La décision de la CAF de faire passer la Coupe d’Afrique des Nations d’un rythme biennal à une organisation tous les quatre ans continue d’alimenter le débat. Ancien international burkinabè, Mamadou Dossama, qui a vécu la CAN de l’intérieur en 2000 et 2002, n’a pas caché ses inquiétudes.

Pour lui, ce changement dépasse le simple cadre du calendrier. « Le passage de la CAN de deux à quatre ans est une manière d’assujettir davantage le football africain à la FIFA », affirme-t-il sans détour. Selon l’ex-Étalon, le football business a progressivement pris le dessus sur le football populaire, obligeant la CAF à suivre les orientations dictées par l’instance mondiale. « Très dépendante de la FIFA, la CAF ne pouvait que se plier à ses exigences », analyse-t-il.
Mamadou Dossama confie également que cette décision ne l’a pas surpris. « Ce changement était prévisible. On a senti venir les choses à travers une communication bien maîtrisée avant l’annonce officielle », explique-t-il.
La CAF justifie cette réforme par la nécessité d’harmoniser le calendrier international. La CAN organisée tous les deux ans entrait souvent en concurrence avec la Coupe du Monde ou l’Euro, créant des tensions avec les clubs européens, principaux employeurs des joueurs africains. Le passage à quatre ans permettrait ainsi de mieux aligner la CAN sur les cycles FIFA et UEFA.
Un argument économique est aussi avancé : une compétition plus rare serait plus prestigieuse, attirerait davantage de sponsors et générerait plus de revenus à travers les droits TV. Mais là encore, l’ancien international reste sceptique. « Je crains une perte d’attractivité et de visibilité pour notre football », prévient-il.

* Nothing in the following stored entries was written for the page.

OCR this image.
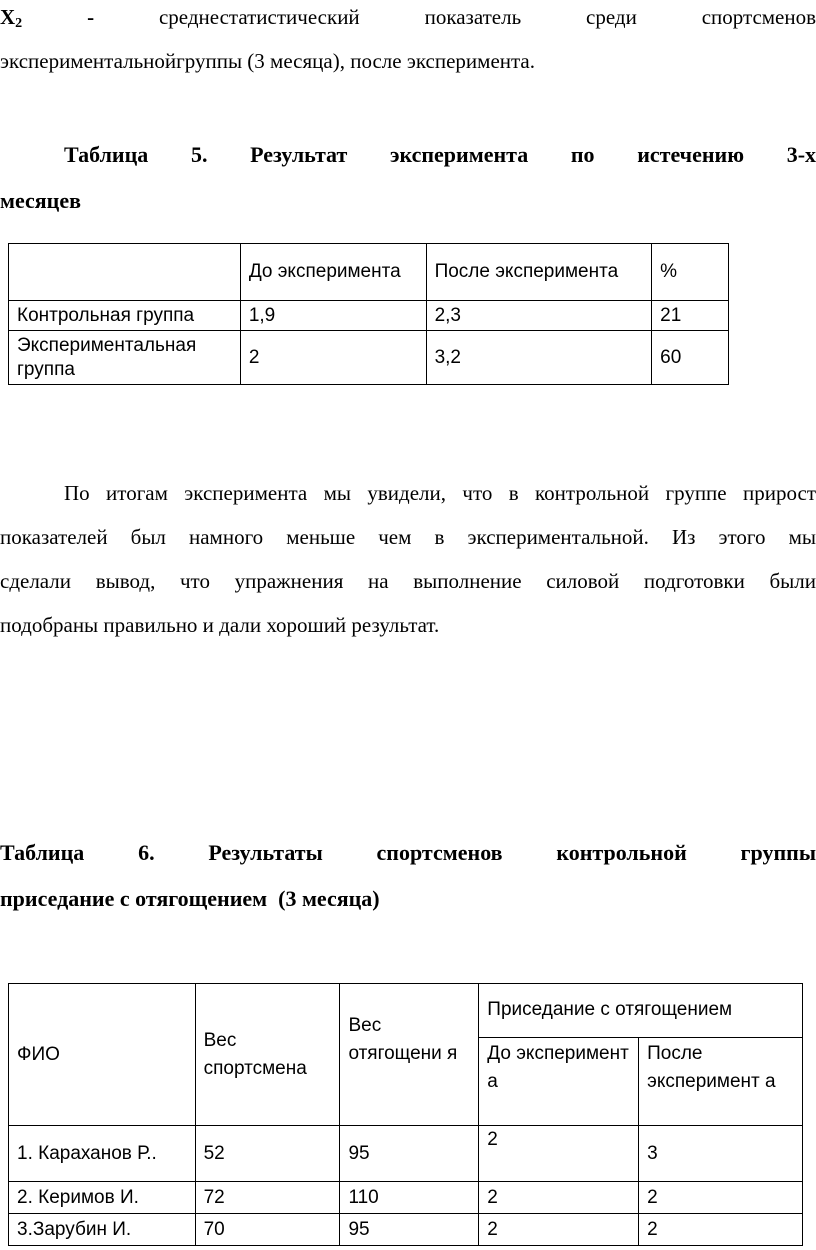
$X_2$	-	среднестатистический	показатель	среди	спортсменов
экспериментальнойгруппы (3 месяца), после эксперимента.
Таблица 5. Результат эксперимента по истечению 3-х
месяцев
	До эксперимента	После эксперимента	%
Контрольная группа	1,9	2,3	21
Экспериментальная группа	2	3,2	60
По итогам эксперимента мы увидели, что в контрольной группе прирост
показателей был намного меньше чем в экспериментальной. Из этого мы
сделали вывод, что упражнения на выполнение силовой подготовки были
подобраны правильно и дали хороший результат.
Таблица 6. Результаты спортсменов контрольной группы
приседание с отягощением  (3 месяца)
ФИО	Вес спортсмена	Вес отягощени я	Приседание с отягощением	
			До эксперимент а	После эксперимент а
1. Караханов Р..	52	95	2	3
2. Керимов И.	72	110	2	2
3.Зарубин И.	70	95	2	2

Mamadou Dossama/ ex international Burkinabè

Au-delà de l’aspect sportif, Mamadou Dossama s’inquiète surtout des conséquences pour le développement du football africain. Selon lui, une CAN moins fréquente risque d’affaiblir son rôle fédérateur et de réduire l’exposition des championnats locaux. Il redoute également un ralentissement des investissements en infrastructures. « Moins d’éditions, c’est aussi moins de projets de stades, de routes ou d’hôtels, qui étaient souvent portés par l’organisation de la CAN », souligne-t-il.
En conclusion, l’ancien Étalon met en garde contre une dépendance accrue vis-à-vis de l’Europe. « En voulant trop s’aligner sur l’Europe, on risque de servir davantage des intérêts étrangers que le développement réel de notre football », conclut-il.

À travers cette prise de position, Mamadou Dossama met en lumière les interrogations et les inquiétudes qui traversent une partie du monde du football africain face à cette réforme majeure. Si la CAF défend une volonté d’adaptation aux exigences du football mondial, l’ancien international burkinabè appelle, lui, à une réflexion plus profonde sur les conséquences à long terme pour le développement, la visibilité et l’identité du football africain.